Quantitative application of the Whole-Plant Concept to the Messinian – Piacenzian flora of Italy
|Klíčová slova||fossil-taxa, plant organs, Whole-Plant Concept, Miocene, Pliocene, Italy|
|Citace||MARTINETTO, Edoardo a MACALUSO, Loredana. Quantitative application of the Whole-Plant Concept to the Messinian – Piacenzian flora of Italy. Fossil Imprint / Acta Musei Nationalis Pragae, Series B – Historia Naturalis. Prague: National Museum, 2018, 74(1-2), 77-100. DOI: https://doi.org/10.2478/if-2018-0007. ISSN 2533-4050 (tisk), 2533-4069 (online). Also available from: https://publikace.nm.cz/periodicals/fiamnpsbhn/74-1-2/quantitative-application-of-the-whole-plant-concept-to-the-messinian-piacenzian-flora-of-italy|
The analysis of a taxonomical database containing Italian pollen and macrofossil records of the Messinian – Piacenzian time interval allowed us to evaluate the possible assemblage of different parts within a Whole-Plant Concept.

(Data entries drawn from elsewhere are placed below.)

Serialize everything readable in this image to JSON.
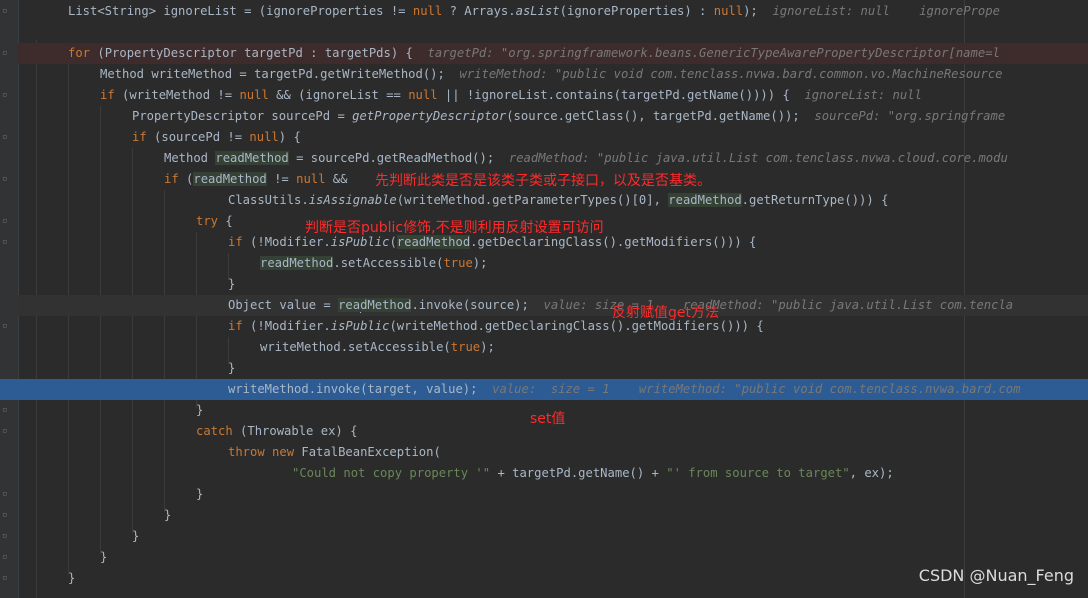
{
  "editor": {
    "lines": [
      {
        "segments": [
          [
            "List<String> ignoreList = (ignoreProperties != ",
            ""
          ],
          [
            "null",
            "kw"
          ],
          [
            " ? Arrays.",
            ""
          ],
          [
            "asList",
            "it"
          ],
          [
            "(ignoreProperties) : ",
            ""
          ],
          [
            "null",
            "kw"
          ],
          [
            ");  ",
            ""
          ],
          [
            "ignoreList: null    ignorePrope",
            "hint"
          ]
        ]
      },
      {
        "segments": []
      },
      {
        "segments": [
          [
            "for",
            "kw"
          ],
          [
            " (PropertyDescriptor targetPd : targetPds) {  ",
            ""
          ],
          [
            "targetPd: \"org.springframework.beans.GenericTypeAwarePropertyDescriptor[name=l",
            "hint"
          ]
        ]
      },
      {
        "segments": [
          [
            "Method writeMethod = targetPd.getWriteMethod();  ",
            ""
          ],
          [
            "writeMethod: \"public void com.tenclass.nvwa.bard.common.vo.MachineResource",
            "hint"
          ]
        ]
      },
      {
        "segments": [
          [
            "if",
            "kw"
          ],
          [
            " (writeMethod != ",
            ""
          ],
          [
            "null",
            "kw"
          ],
          [
            " && (ignoreList == ",
            ""
          ],
          [
            "null",
            "kw"
          ],
          [
            " || !ignoreList.contains(targetPd.getName()))) {  ",
            ""
          ],
          [
            "ignoreList: null",
            "hint"
          ]
        ]
      },
      {
        "segments": [
          [
            "PropertyDescriptor sourcePd = ",
            ""
          ],
          [
            "getPropertyDescriptor",
            "it"
          ],
          [
            "(source.getClass(), targetPd.getName());  ",
            ""
          ],
          [
            "sourcePd: \"org.springframe",
            "hint"
          ]
        ]
      },
      {
        "segments": [
          [
            "if",
            "kw"
          ],
          [
            " (sourcePd != ",
            ""
          ],
          [
            "null",
            "kw"
          ],
          [
            ") {",
            ""
          ]
        ]
      },
      {
        "segments": [
          [
            "Method ",
            ""
          ],
          [
            "readMethod",
            "var-hl"
          ],
          [
            " = sourcePd.getReadMethod();  ",
            ""
          ],
          [
            "readMethod: \"public java.util.List com.tenclass.nvwa.cloud.core.modu",
            "hint"
          ]
        ]
      },
      {
        "segments": [
          [
            "if",
            "kw"
          ],
          [
            " (",
            ""
          ],
          [
            "readMethod",
            "var-hl"
          ],
          [
            " != ",
            ""
          ],
          [
            "null",
            "kw"
          ],
          [
            " &&",
            ""
          ]
        ]
      },
      {
        "segments": [
          [
            "ClassUtils.",
            ""
          ],
          [
            "isAssignable",
            "it"
          ],
          [
            "(writeMethod.getParameterTypes()[0], ",
            ""
          ],
          [
            "readMethod",
            "var-hl"
          ],
          [
            ".getReturnType())) {",
            ""
          ]
        ]
      },
      {
        "segments": [
          [
            "try",
            "kw"
          ],
          [
            " {",
            ""
          ]
        ]
      },
      {
        "segments": [
          [
            "if",
            "kw"
          ],
          [
            " (!Modifier.",
            ""
          ],
          [
            "isPublic",
            "it"
          ],
          [
            "(",
            ""
          ],
          [
            "readMethod",
            "var-hl"
          ],
          [
            ".getDeclaringClass().getModifiers())) {",
            ""
          ]
        ]
      },
      {
        "segments": [
          [
            "readMethod",
            "var-hl"
          ],
          [
            ".setAccessible(",
            ""
          ],
          [
            "true",
            "kw"
          ],
          [
            ");",
            ""
          ]
        ]
      },
      {
        "segments": [
          [
            "}",
            ""
          ]
        ]
      },
      {
        "segments": [
          [
            "Object value = ",
            ""
          ],
          [
            "rea",
            "var-hl"
          ],
          [
            "|",
            "caret"
          ],
          [
            "dMethod",
            "var-hl"
          ],
          [
            ".invoke(source);  ",
            ""
          ],
          [
            "value: size = 1    readMethod: \"public java.util.List com.tencla",
            "hint"
          ]
        ]
      },
      {
        "segments": [
          [
            "if",
            "kw"
          ],
          [
            " (!Modifier.",
            ""
          ],
          [
            "isPublic",
            "it"
          ],
          [
            "(writeMethod.getDeclaringClass().getModifiers())) {",
            ""
          ]
        ]
      },
      {
        "segments": [
          [
            "writeMethod.setAccessible(",
            ""
          ],
          [
            "true",
            "kw"
          ],
          [
            ");",
            ""
          ]
        ]
      },
      {
        "segments": [
          [
            "}",
            ""
          ]
        ]
      },
      {
        "segments": [
          [
            "writeMethod.invoke(target, value);  ",
            ""
          ],
          [
            "value:  size = 1    writeMethod: \"public void com.tenclass.nvwa.bard.com",
            "hint"
          ]
        ]
      },
      {
        "segments": [
          [
            "}",
            ""
          ]
        ]
      },
      {
        "segments": [
          [
            "catch",
            "kw"
          ],
          [
            " (Throwable ex) {",
            ""
          ]
        ]
      },
      {
        "segments": [
          [
            "throw new",
            "kw"
          ],
          [
            " FatalBeanException(",
            ""
          ]
        ]
      },
      {
        "segments": [
          [
            "\"Could not copy property '\"",
            "str"
          ],
          [
            " + targetPd.getName() + ",
            ""
          ],
          [
            "\"' from source to target\"",
            "str"
          ],
          [
            ", ex);",
            ""
          ]
        ]
      },
      {
        "segments": [
          [
            "}",
            ""
          ]
        ]
      },
      {
        "segments": [
          [
            "}",
            ""
          ]
        ]
      },
      {
        "segments": [
          [
            "}",
            ""
          ]
        ]
      },
      {
        "segments": [
          [
            "}",
            ""
          ]
        ]
      },
      {
        "segments": [
          [
            "}",
            ""
          ]
        ]
      }
    ]
  },
  "annotations": {
    "a1": "先判断此类是否是该类子类或子接口，以及是否基类。",
    "a2": "判断是否public修饰,不是则利用反射设置可访问",
    "a3": "反射赋值get方法",
    "a4": "set值"
  },
  "watermark": "CSDN @Nuan_Feng",
  "colors": {
    "background": "#2b2b2b",
    "keyword": "#cc7832",
    "string": "#6a8759",
    "selected_line": "#2d5c94",
    "annotation": "#ff2b2b"
  }
}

The fossil plant parts that we deemed more significant were: “herbarium-like” specimens, foliage, female and male reproductive organs and stem parts (mainly woody axes). When it has been possible, we recognized these different parts as putative products of a single ancient plant species. Then we operated a random selection of 100 taxonomical entities (potential whole-plant taxa, indicated by the progressive numbers WP001, WP002, etc.) and we analysed their fossil record in order to quantify the proportion of ancient plants represented by one, two or more different parts in the fossil record of the studied area and time slice. Our quantitative analysis showed that 63 % of the potential whole-plant taxa are represented by a single type of plant part, 23 % are represented by two plant parts, and 14 % by three or more different parts. A few taxa were selected as examples to show in detail the implications of applying the Whole-Plant Concept; this involved a taxonomic discussion of Actinidia, Ailanthus, Engelhardia, Eucommia, Glyptostrobus and Taxodium.